General description A Distributed Hash Table (DHT) is a distributed storage in a distributed peer-to-peer (P2P) application implemented on top of a structured overlay network. A DHT allows a group of distributed peers to collectively maintain a hash table that can be used to store data objects (or links to the objects) distinguished by some key. Each data object to be stored/fetched/removed is associated with a key, e.g. the name of a person or an integer number. A hash function is applied to the object's key and the resulting hash value is used as an identifier (an index) to select one of hash buckets in the table where the object (or a link to the object) is placed. "Hash buckets" (and so objects stored in them) in a DHT are distributed among peers.

A DHT is implemented on top of a structured overlay network where each node is assigned a unique node identifier. An overlay network is a “virtual” network of nodes (peers) created on top of an existing network, e.g. the Internet. Nodes of the overlay network are exchanges messages using the underlying network. The nodes do not only communicate as sources and destinations but also serve as routers to route messages directed to other nodes.

A DHT can be used as a distributed storage in P2P applications such as distributed file systems, P2P file sharing systems, web caches, etc. Since 2001, when DHTs were first introduced, many different DHT architectures have been proposed, but very few robust implementations have been released.

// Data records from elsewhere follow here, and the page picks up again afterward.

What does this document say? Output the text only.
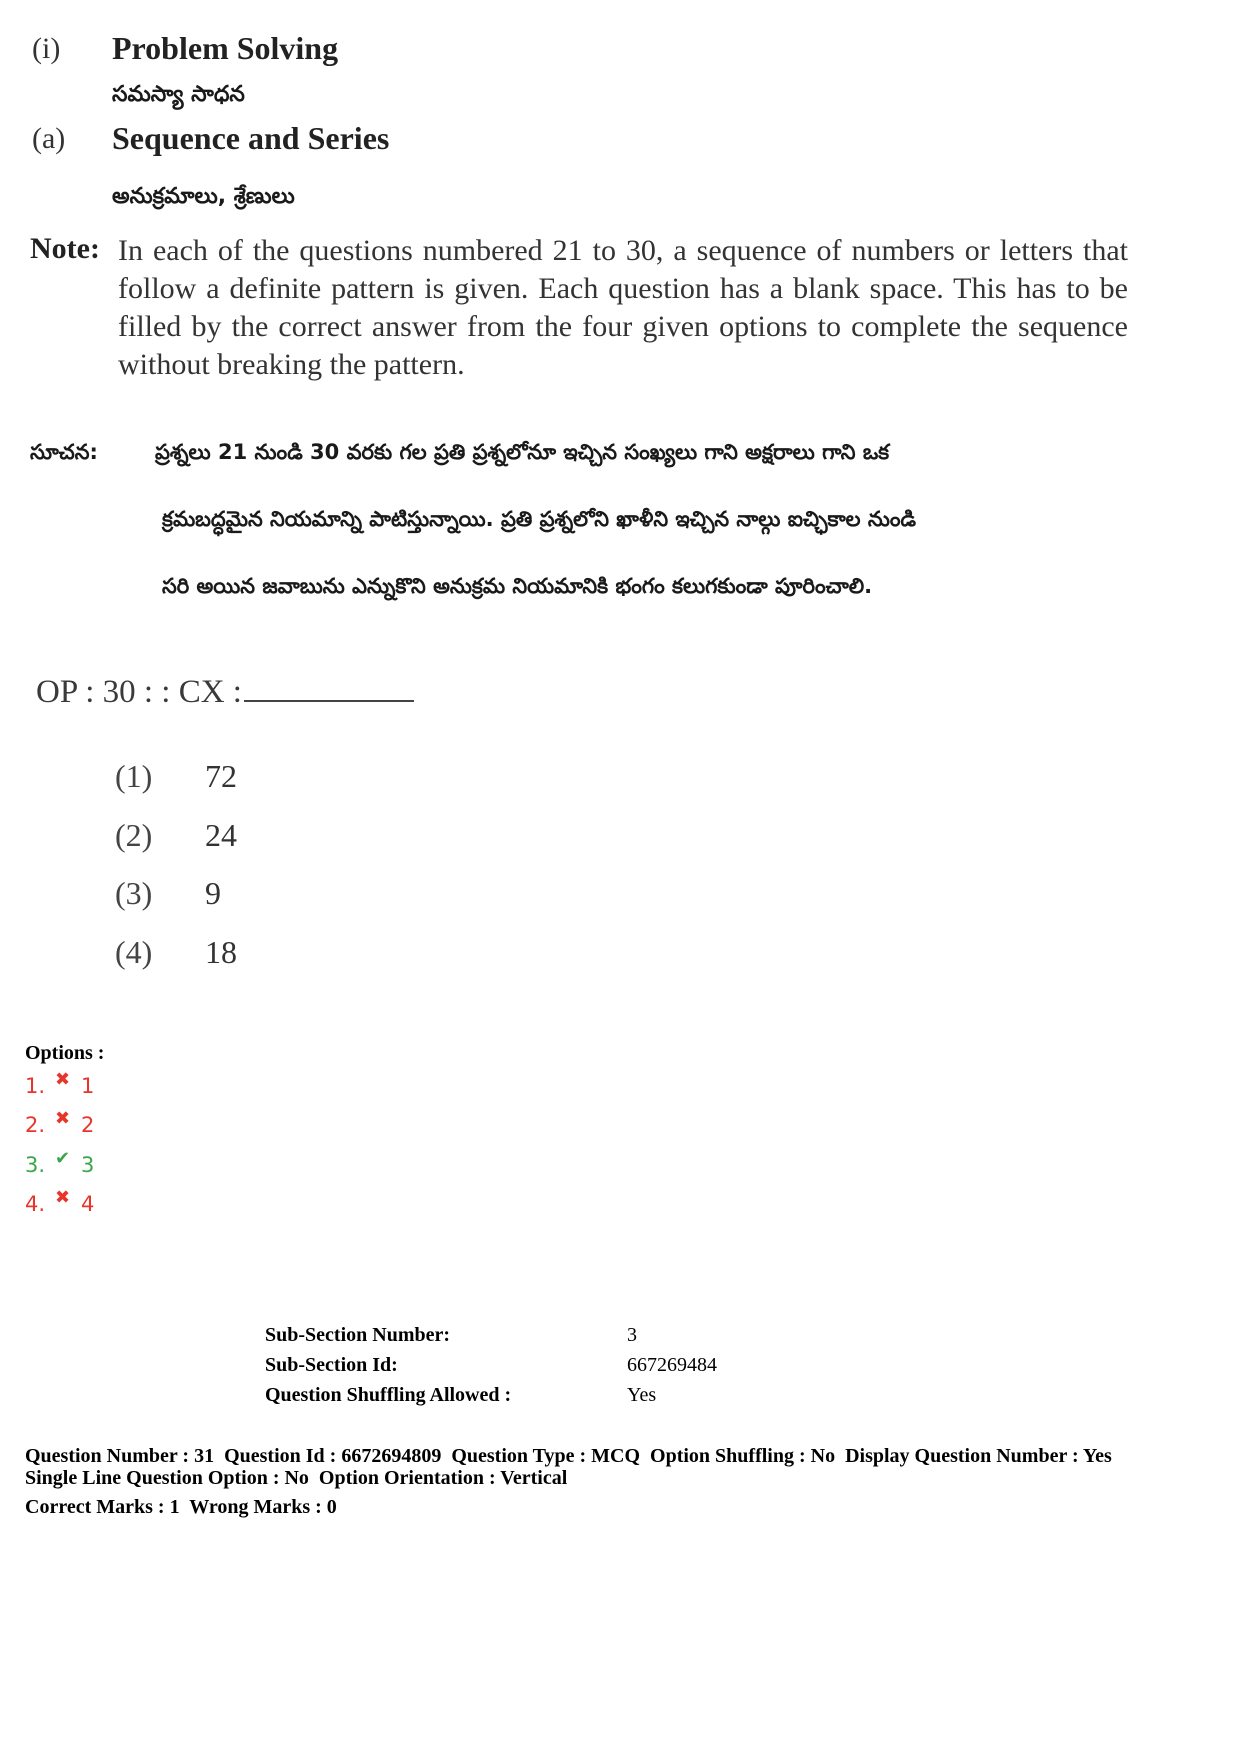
(i) Problem Solving
సమస్యా సాధన
(a) Sequence and Series
అనుక్రమాలు, శ్రేణులు
Note: In each of the questions numbered 21 to 30, a sequence of numbers or letters that follow a definite pattern is given. Each question has a blank space. This has to be filled by the correct answer from the four given options to complete the sequence without breaking the pattern.
సూచన:	ప్రశ్నలు 21 నుండి 30 వరకు గల ప్రతి ప్రశ్నలోనూ ఇచ్చిన సంఖ్యలు గాని అక్షరాలు గాని ఒక
క్రమబద్ధమైన నియమాన్ని పాటిస్తున్నాయి. ప్రతి ప్రశ్నలోని ఖాళీని ఇచ్చిన నాల్గు ఐచ్ఛికాల నుండి
సరి అయిన జవాబును ఎన్నుకొని అనుక్రమ నియమానికి భంగం కలుగకుండా పూరించాలి.
OP : 30 : : CX :
(1) 72
(2) 24
(3) 9
(4) 18
Options :
1. ✖ 1
2. ✖ 2
3. ✔ 3
4. ✖ 4
Sub-Section Number:	3
Sub-Section Id:	667269484
Question Shuffling Allowed :	Yes
Question Number : 31  Question Id : 6672694809  Question Type : MCQ  Option Shuffling : No  Display Question Number : Yes
Single Line Question Option : No  Option Orientation : Vertical
Correct Marks : 1  Wrong Marks : 0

In this project you are to develop (and evaluate) a k-ary DHT (k >= 2) built on a structured overlay network where nodes should be able to join or to leave the network without losing objects stored in DHT. Sub-assignment 1: DKS: A structured overlay network This sub-assignment of the Project 5 aims at design and implementation of a join/leave distributed algorithm to be used for building a structured k-ary P2P (overlay) network [1][2]. You are to implement join/leave operations that allow a node (a peer) to join the network: get a contact with node(s), which are already in the network, get a unique ID and build a routing table. The major parameters of the network: N -- the size of the node identifier space (the size of the overlay network). N should be a power of 2. k -- arity in routing tables [2] If you choose to implement a network similar to Chord, your implementation must support k >= 2. Sub-assignment 2: Routing in DKS: implementing the lookup operation Design and implement a lookup operation in the k-ary overlay network nodeID = lookup (key) as described in the DKS paper [2] or in the Chord paper [1]. Sub-assignment 3: DHT functionality in DKS: implementing get, put and remove operations Design and implement a (distributed) hash table functionality in the network, i.e. (at least) get/put/remove operations (based on lookup): object = get(key) put(key, object) remove(key) Design and implementation options Either DKS or Chord lookup (routing) algorithm Correction-on-use or periodic correction or combination. Communication mechanism: either message passing using Java socket API (TCP or/and UDP sockets) or Java RMI.